Der Geist sagt: Dieser Schmerz sollte nicht da sein. Aber wie es so schön in den „Fünf täglichen Betrachtungen“ des Buddha heißt: Wir sind alle immer wieder in unserem Leben körperlichen Schmerzen und Krankheiten ausgesetzt. Diesem Tatbestand können wir nicht entgehen. Dieser Körper ist nicht so eingerichtet, dass er nur angenehme Gefühle produziert, sondern es gibt auch unangenehme und neutrale Gefühle.
Wir können natürlich eine Schmerztablette nehmen, um versuchen den Schmerz wegzuzaubern, aber oft ist das nicht möglich, weil die Nebenwirkungen der Schmerzmittel z.B. bei chronischen Schmerzen zu groß sind oder der Schmerz so groß ist, dass er alle Medikamente übertönt.
Es ist gut, wenn wir schon bei kleinen körperlichen Schmerzen anfangen mit ihnen zu üben, dann

fällt uns die Übung im Ernstfall leichter, auch mit größeren körperlichen Schmerzen umzugehen, wenn keine Schmerzmittel mehr helfen.

  • Die erste Stufe im Umgang mit Schmerz besteht darin, dass wir uns wirklich der schmerzhaften Empfindungen bewusst sind und bereit sind, sie in diesem Augenblick zuzulassen. Dabei hilft uns die einfache Frage: Kann ich diesen Schmerz wirklich spüren?....oder... Kann ich offen sein für diesen Schmerz?...oder.......Kann ich diesen Schmerz wirklich zulassen?

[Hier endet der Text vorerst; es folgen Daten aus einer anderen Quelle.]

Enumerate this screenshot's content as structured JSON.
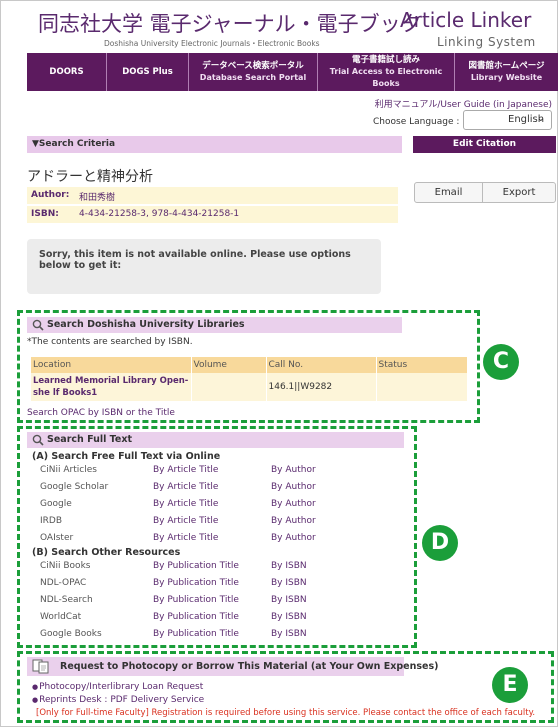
{
  "header": {
    "title_jp": "同志社大学 電子ジャーナル・電子ブック",
    "title_en": "Article Linker",
    "subtitle_jp": "Doshisha University Electronic Journals・Electronic Books",
    "subtitle_en": "Linking System"
  },
  "nav": [
    {
      "label": "DOORS",
      "sub": ""
    },
    {
      "label": "DOGS Plus",
      "sub": ""
    },
    {
      "label": "データベース検索ポータル",
      "sub": "Database Search Portal"
    },
    {
      "label": "電子書籍試し読み",
      "sub": "Trial Access to Electronic Books"
    },
    {
      "label": "図書館ホームページ",
      "sub": "Library Website"
    }
  ],
  "manual_link": "利用マニュアル/User Guide (in Japanese)",
  "language": {
    "label": "Choose Language :",
    "value": "English"
  },
  "criteria": {
    "label": "▼Search Criteria",
    "edit_button": "Edit Citation"
  },
  "item": {
    "title": "アドラーと精神分析",
    "author_label": "Author:",
    "author": "和田秀樹",
    "isbn_label": "ISBN:",
    "isbn": "4-434-21258-3, 978-4-434-21258-1"
  },
  "actions": {
    "email": "Email",
    "export": "Export"
  },
  "notice": "Sorry, this item is not available online. Please use options below to get it:",
  "section_c": {
    "heading": "Search Doshisha University Libraries",
    "note": "*The contents are searched by ISBN.",
    "columns": [
      "Location",
      "Volume",
      "Call No.",
      "Status"
    ],
    "rows": [
      {
        "location": "Learned Memorial Library Open-she lf Books1",
        "volume": "",
        "call_no": "146.1||W9282",
        "status": ""
      }
    ],
    "opac_link": "Search OPAC by ISBN or the Title",
    "badge": "C"
  },
  "section_d": {
    "heading": "Search Full Text",
    "sub_a": "(A)  Search Free Full Text via Online",
    "online": [
      {
        "source": "CiNii Articles",
        "link1": "By Article Title",
        "link2": "By Author"
      },
      {
        "source": "Google Scholar",
        "link1": "By Article Title",
        "link2": "By Author"
      },
      {
        "source": "Google",
        "link1": "By Article Title",
        "link2": "By Author"
      },
      {
        "source": "IRDB",
        "link1": "By Article Title",
        "link2": "By Author"
      },
      {
        "source": "OAIster",
        "link1": "By Article Title",
        "link2": "By Author"
      }
    ],
    "sub_b": "(B)  Search Other Resources",
    "other": [
      {
        "source": "CiNii Books",
        "link1": "By Publication Title",
        "link2": "By ISBN"
      },
      {
        "source": "NDL-OPAC",
        "link1": "By Publication Title",
        "link2": "By ISBN"
      },
      {
        "source": "NDL-Search",
        "link1": "By Publication Title",
        "link2": "By ISBN"
      },
      {
        "source": "WorldCat",
        "link1": "By Publication Title",
        "link2": "By ISBN"
      },
      {
        "source": "Google Books",
        "link1": "By Publication Title",
        "link2": "By ISBN"
      }
    ],
    "badge": "D"
  },
  "section_e": {
    "heading": "Request to Photocopy or Borrow This Material (at Your Own Expenses)",
    "link1": "Photocopy/Interlibrary Loan Request",
    "link2": "Reprints Desk : PDF Delivery Service",
    "note": "[Only for Full-time Faculty] Registration is required before using this service. Please contact the office of each faculty.",
    "badge": "E"
  }
}
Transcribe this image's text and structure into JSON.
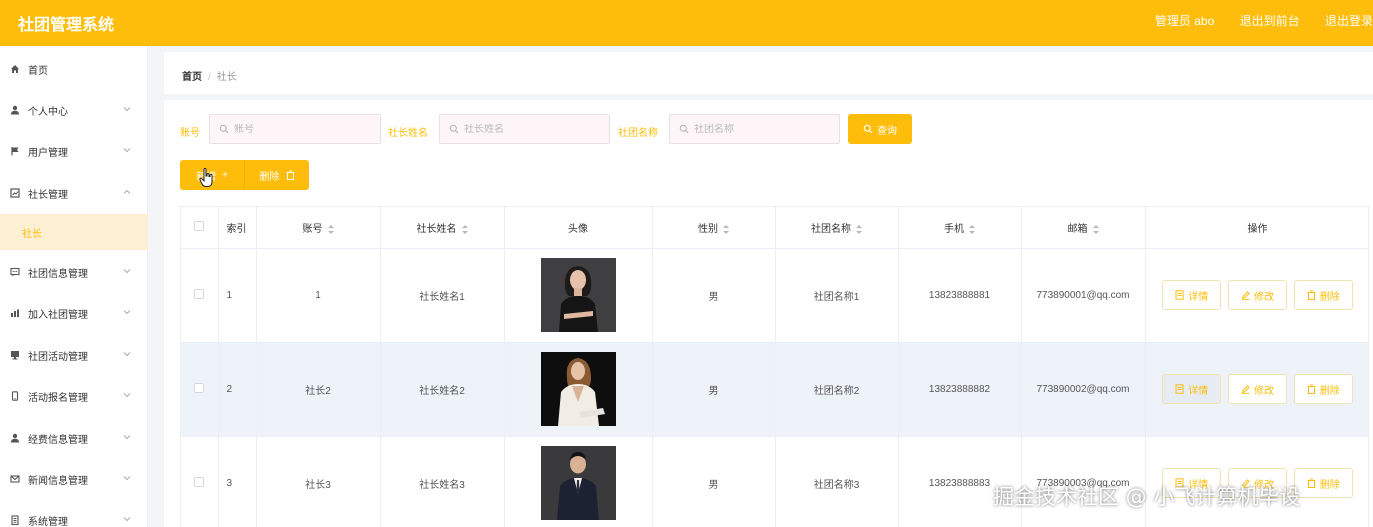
{
  "header": {
    "app_title": "社团管理系统",
    "admin_label": "管理员 abo",
    "to_front_label": "退出到前台",
    "logout_label": "退出登录"
  },
  "sidebar": {
    "items": [
      {
        "label": "首页",
        "icon": "home-icon"
      },
      {
        "label": "个人中心",
        "icon": "user-icon"
      },
      {
        "label": "用户管理",
        "icon": "flag-icon"
      },
      {
        "label": "社长管理",
        "icon": "chart-icon"
      },
      {
        "label": "社长",
        "icon": ""
      },
      {
        "label": "社团信息管理",
        "icon": "message-icon"
      },
      {
        "label": "加入社团管理",
        "icon": "bar-chart-icon"
      },
      {
        "label": "社团活动管理",
        "icon": "monitor-icon"
      },
      {
        "label": "活动报名管理",
        "icon": "phone-icon"
      },
      {
        "label": "经费信息管理",
        "icon": "user-icon"
      },
      {
        "label": "新闻信息管理",
        "icon": "mail-icon"
      },
      {
        "label": "系统管理",
        "icon": "document-icon"
      }
    ]
  },
  "breadcrumb": {
    "home": "首页",
    "separator": "/",
    "current": "社长"
  },
  "filters": {
    "account_label": "账号",
    "account_placeholder": "账号",
    "name_label": "社长姓名",
    "name_placeholder": "社长姓名",
    "club_label": "社团名称",
    "club_placeholder": "社团名称",
    "query_label": "查询"
  },
  "actions": {
    "add_label": "新增",
    "add_glyph": "+",
    "delete_label": "删除"
  },
  "table": {
    "headers": [
      "索引",
      "账号",
      "社长姓名",
      "头像",
      "性别",
      "社团名称",
      "手机",
      "邮箱",
      "操作"
    ],
    "rows": [
      {
        "index": "1",
        "account": "1",
        "name": "社长姓名1",
        "gender": "男",
        "club": "社团名称1",
        "phone": "13823888881",
        "email": "773890001@qq.com"
      },
      {
        "index": "2",
        "account": "社长2",
        "name": "社长姓名2",
        "gender": "男",
        "club": "社团名称2",
        "phone": "13823888882",
        "email": "773890002@qq.com"
      },
      {
        "index": "3",
        "account": "社长3",
        "name": "社长姓名3",
        "gender": "男",
        "club": "社团名称3",
        "phone": "13823888883",
        "email": "773890003@qq.com"
      }
    ],
    "row_actions": {
      "detail": "详情",
      "edit": "修改",
      "delete": "删除"
    }
  },
  "watermark": "掘金技术社区 @ 小飞计算机毕设",
  "colors": {
    "accent": "#fdbd0a",
    "row_alt": "#eef2f9",
    "active_menu_bg": "#fdefd1"
  }
}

  • Wir erforschen den Schmerz, schauen ob er eher diffus ist oder spitz, drücken oder ziehend, pulsierend oder.....
  • Wir spüren, ob er sich mit der Ein –oder Ausatmung verändert. Wird er stärker oder schwächer oder bleibt er gleich?
  • Nachdem wir ihn erforscht haben, gehen wir zu einer anderen entfernteren Stelle im Körper, wo es keinen Schmerz gibt im Augenblick, sondern neutrale oder angenehme Empfindungen. Wenn wir z.B. Kopfschmerzen haben, könnten wir unsere Aufmerksamkeit zu den Füßen oder den Händen bringen und dort die Empfindungen spüren.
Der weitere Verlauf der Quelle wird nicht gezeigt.